GC Investment Management refinanced $382.5 million of notes due April 20, 2028 in two tranches from the vintage 2016 Golub Capital Partners CLO 30(M), Ltd./Golub Capital Partners CLO 30(M), LLC middle-market transaction, according to a market source and a notice of revised proposed supplemental indenture on Thursday.

The CLO priced $350 million of class A-R floating-rate notes at Libor plus 135 bps and $32.5 million of class B-R deferrable floating-rate notes at Libor plus 325 bps.

GreensLedge Capital Markets LLC was the refinancing placement agent.

The original CLO transaction was issued March 24, 2016.

Proceeds will be used to redeem the original notes.

The CLO is backed by middle-market senior secured term loans.

GC Investment is an affiliate of New York-based middle market lender Golub Capital.

In 2017, Golub Capital priced two CLO transactions.

American Money resets CLO

American Money Management priced $368 million of notes in a reset and refinancing of a vintage 2016 broadly syndicated CLO, according to a notice of revised supplemental indenture and amendment to subordinated note issuing and paying agency agreement on Thursday.

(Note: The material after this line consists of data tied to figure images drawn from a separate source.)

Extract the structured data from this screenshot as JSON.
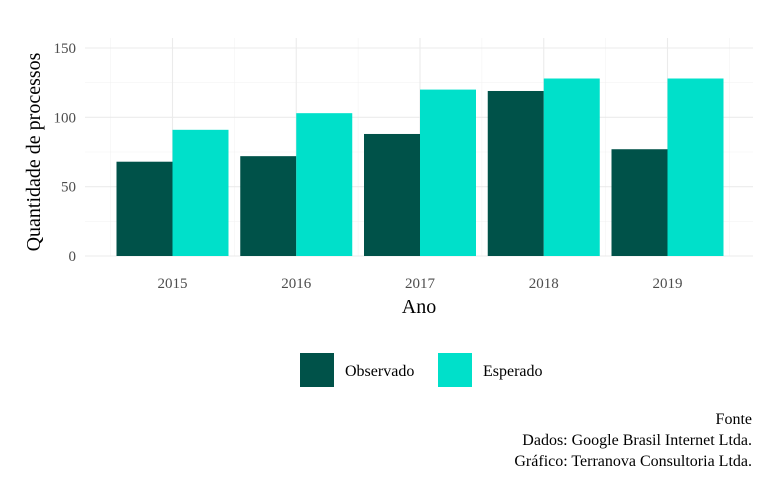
{
  "chart_data": {
    "type": "bar",
    "title": "",
    "xlabel": "Ano",
    "ylabel": "Quantidade de processos",
    "categories": [
      "2015",
      "2016",
      "2017",
      "2018",
      "2019"
    ],
    "series": [
      {
        "name": "Observado",
        "color": "#005249",
        "values": [
          68,
          72,
          88,
          119,
          77
        ]
      },
      {
        "name": "Esperado",
        "color": "#00E0CA",
        "values": [
          91,
          103,
          120,
          128,
          128
        ]
      }
    ],
    "ylim": [
      0,
      150
    ],
    "yticks": [
      "0",
      "50",
      "100",
      "150"
    ],
    "grid": true,
    "legend_position": "bottom"
  },
  "caption": {
    "lines": [
      "Fonte",
      "Dados: Google Brasil Internet Ltda.",
      "Gráfico: Terranova Consultoria Ltda."
    ]
  }
}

AMMC CLO 18, Ltd./AMMC CLO 18 Corp. sold $258 million of the class A-R floating-rate notes at Libor plus 110 bps.

Jefferies LLC was the refinancing placement agent.

The maturity on the notes was extended to May 2031 from the original May 26, 2028 maturity.

The reset CLO has a two-year non-call period and a five-year reinvestment period.

The original CLO was issued May 26, 2016. In that offering, the CLO had priced $58 million of class A-L1 senior secured floating-rate notes at Libor plus 157 bps, $155 million of class A-L2 senior secured floating-rate notes at Libor plus 165 bps and $30 million of 2.93% class A-F senior secured fixed-rate notes.

Proceeds will be used to redeem the original notes.

The offering is backed primarily by broadly syndicated first-lien senior secured corporate loans.

American Money Management priced one new CLO and refinanced two vintage CLOs in 2017.

The Cincinnati-based firm is a subsidiary of insurance holding company American Financial Group, Inc.

WhiteHorse refinances

WhiteHorse Capital Management priced $389 million of notes due April 2027 in the vintage 2015 WhiteHorse X Ltd./WhiteHorse X LLC broadly syndicated CLO, according to a second notice of revised proposed first supplemental indenture on Thursday.

The CLO sold $299 million of class A-1-R senior secured floating-rate notes at Libor plus 93 bps at the top of the capital stack.

BofA Merrill Lynch was the refinancing placement agent.

In the original $512.7 million transaction issued April 16, 2015, the CLO sold $299 million of class A-1 senior secured floating-rate notes at Libor plus 143 bps.

Proceeds will be used to redeem the original notes.

The CLO is backed by broadly syndicated first-lien senior secured corporate loans.

Dallas-based WhiteHorse Capital is the credit affiliate of private equity firm H.I.G. Capital, LLC.